Au-delà de l’eau de boisson, le Chef de Bureau, l’Ir Nelson Bafandu soulève le problème de la qualité de la ressource brute. L’exploitation minière sauvage et les rejets de déchets toxiques ou domestiques empoisonnent les rivières. La conséquence est double : une dégradation de la santé publique et une rareté croissante des ressources halieutiques. Les poissons, base de l’alimentation locale, disparaissent ou deviennent impropres à la consommation.

Face à ce vide laissé par l’État, on assiste à une prolifération d’unités privées de traitement d’eau. Le Chef de Bureau, Nelson Bafandu : ce secteur requiert un suivi strict de la Coordination Provinciale de l’Environnement, via son Bureau Ressources en Eau pour garantir que l’eau vendue aux citoyens ne soit pas un autre vecteur de maladie par manque de rigueur technique.

Thématique 2026 : L’Eau au FémininCette année 2026 marque un tournant dans la célébration mondiale. Le thème est clair : « L’interconnexion entre l’eau et l’égalité des sexes ». Sous l’égide de l’ONU, cette journée met en lumière une injustice flagrante : l’absence d’eau potable affecte de manière disproportionnée les femmes et les filles.

Dans la Tshopo, ce thème résonne avec une acuité particulière. L’absence d’accès à l’eau affecte de manière disproportionnée les femmes et les filles. Ce sont elles qui portent « le fardeau de la corvée d’eau », parcourant de longues distances pour chercher l’eau, s’exposant aux risques de noyade et aux agressions, tout en sacrifiant leur temps d’éducation ou aux activités génératrices de revenus.

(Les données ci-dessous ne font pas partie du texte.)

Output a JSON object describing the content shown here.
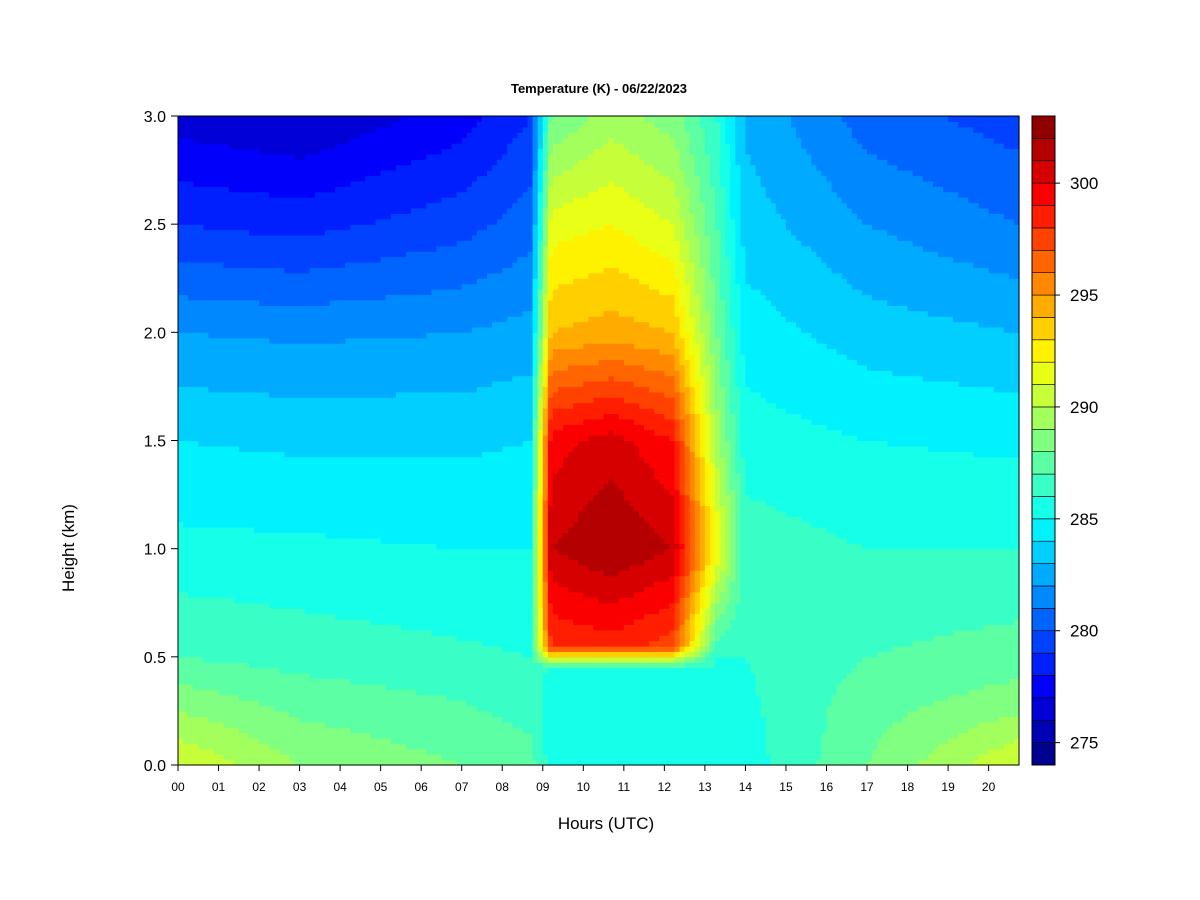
{
  "chart_data": {
    "type": "heatmap",
    "title": "Temperature (K) - 06/22/2023",
    "xlabel": "Hours (UTC)",
    "ylabel": "Height (km)",
    "xlim": [
      0,
      20.75
    ],
    "ylim": [
      0.0,
      3.0
    ],
    "x_ticks": [
      "00",
      "01",
      "02",
      "03",
      "04",
      "05",
      "06",
      "07",
      "08",
      "09",
      "10",
      "11",
      "12",
      "13",
      "14",
      "15",
      "16",
      "17",
      "18",
      "19",
      "20"
    ],
    "y_ticks": [
      "0.0",
      "0.5",
      "1.0",
      "1.5",
      "2.0",
      "2.5",
      "3.0"
    ],
    "colorbar": {
      "range": [
        274,
        303
      ],
      "step": 1,
      "ticks": [
        275,
        280,
        285,
        290,
        295,
        300
      ],
      "colormap": "jet"
    },
    "grid": false,
    "profiles": [
      {
        "hour": 0,
        "heights": [
          0.0,
          0.3,
          0.5,
          1.0,
          1.5,
          2.0,
          2.5,
          3.0
        ],
        "temperature": [
          291.0,
          288.6,
          287.0,
          285.3,
          284.0,
          282.0,
          279.0,
          276.5
        ]
      },
      {
        "hour": 3,
        "heights": [
          0.0,
          0.3,
          0.5,
          1.0,
          1.5,
          2.0,
          2.5,
          3.0
        ],
        "temperature": [
          289.0,
          287.6,
          286.6,
          285.2,
          283.8,
          281.8,
          278.6,
          276.0
        ]
      },
      {
        "hour": 7,
        "heights": [
          0.0,
          0.3,
          0.5,
          1.0,
          1.5,
          2.0,
          2.5,
          3.0
        ],
        "temperature": [
          288.0,
          287.0,
          286.2,
          285.0,
          283.8,
          282.0,
          279.6,
          277.5
        ]
      },
      {
        "hour": 8.7,
        "heights": [
          0.0,
          0.3,
          0.5,
          1.0,
          1.5,
          2.0,
          2.5,
          3.0
        ],
        "temperature": [
          287.5,
          286.5,
          286.0,
          285.0,
          284.0,
          282.4,
          280.5,
          279.0
        ]
      },
      {
        "hour": 9.2,
        "heights": [
          0.0,
          0.3,
          0.45,
          0.55,
          1.0,
          1.5,
          2.0,
          2.5,
          3.0
        ],
        "temperature": [
          285.5,
          285.5,
          286.0,
          298.0,
          301.0,
          299.5,
          294.0,
          291.5,
          288.0
        ]
      },
      {
        "hour": 10.7,
        "heights": [
          0.0,
          0.3,
          0.45,
          0.55,
          1.0,
          1.5,
          2.0,
          2.5,
          3.0
        ],
        "temperature": [
          285.5,
          285.5,
          286.0,
          298.5,
          302.0,
          300.5,
          294.5,
          292.0,
          289.5
        ]
      },
      {
        "hour": 12.2,
        "heights": [
          0.0,
          0.3,
          0.45,
          0.55,
          1.0,
          1.5,
          2.0,
          2.5,
          3.0
        ],
        "temperature": [
          285.5,
          285.5,
          286.0,
          297.5,
          301.0,
          299.0,
          294.0,
          291.0,
          288.5
        ]
      },
      {
        "hour": 13.3,
        "heights": [
          0.0,
          0.3,
          0.5,
          1.0,
          1.5,
          2.0,
          2.5,
          3.0
        ],
        "temperature": [
          285.5,
          285.5,
          286.0,
          292.0,
          289.5,
          288.0,
          287.0,
          286.0
        ]
      },
      {
        "hour": 14,
        "heights": [
          0.0,
          0.3,
          0.5,
          1.0,
          1.5,
          2.0,
          2.5,
          3.0
        ],
        "temperature": [
          285.5,
          285.8,
          286.0,
          286.5,
          285.5,
          284.5,
          283.5,
          282.8
        ]
      },
      {
        "hour": 17,
        "heights": [
          0.0,
          0.3,
          0.5,
          1.0,
          1.5,
          2.0,
          2.5,
          3.0
        ],
        "temperature": [
          288.0,
          287.5,
          287.0,
          286.0,
          285.0,
          283.5,
          282.0,
          280.5
        ]
      },
      {
        "hour": 20.75,
        "heights": [
          0.0,
          0.3,
          0.5,
          1.0,
          1.5,
          2.0,
          2.5,
          3.0
        ],
        "temperature": [
          291.0,
          288.5,
          287.5,
          286.0,
          284.8,
          283.0,
          281.0,
          279.5
        ]
      }
    ]
  }
}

« Placer les femmes au cœur des solutions et de l’avenir de la gestion de l’eau », tel est le leitmotiv porté par l’Ingénieur Bafandu pour cette campagne sous l’égide de l’ONU.

En signant ce message depuis la Division Provinciale de l’Environnement, le Chef de Bureau Ressources en Eau, l’Ir. Nelson Bafandu Balisawa rappelle que l’accès à l’eau et à l’assainissement est un Objectif de Développement Durable (ODD 2030). Mais à Kisangani, le chemin est encore long.

En conclusion de son message, le Chef du Bureau Ressources en eau rappelle que cette journée n’est pas qu’une formalité de calendrier. C’est un appel à l’engagement.

L’appel est lancé aux autorités, aux partenaires et aux communautés : il est temps d’investir dans la réhabilitation des infrastructures, de sécuriser l’énergie et de protéger nos cours d’eau contre la pollution et la défécation à l’air libre.

“L’eau est la vie, mais l’eau potable est la dignité”.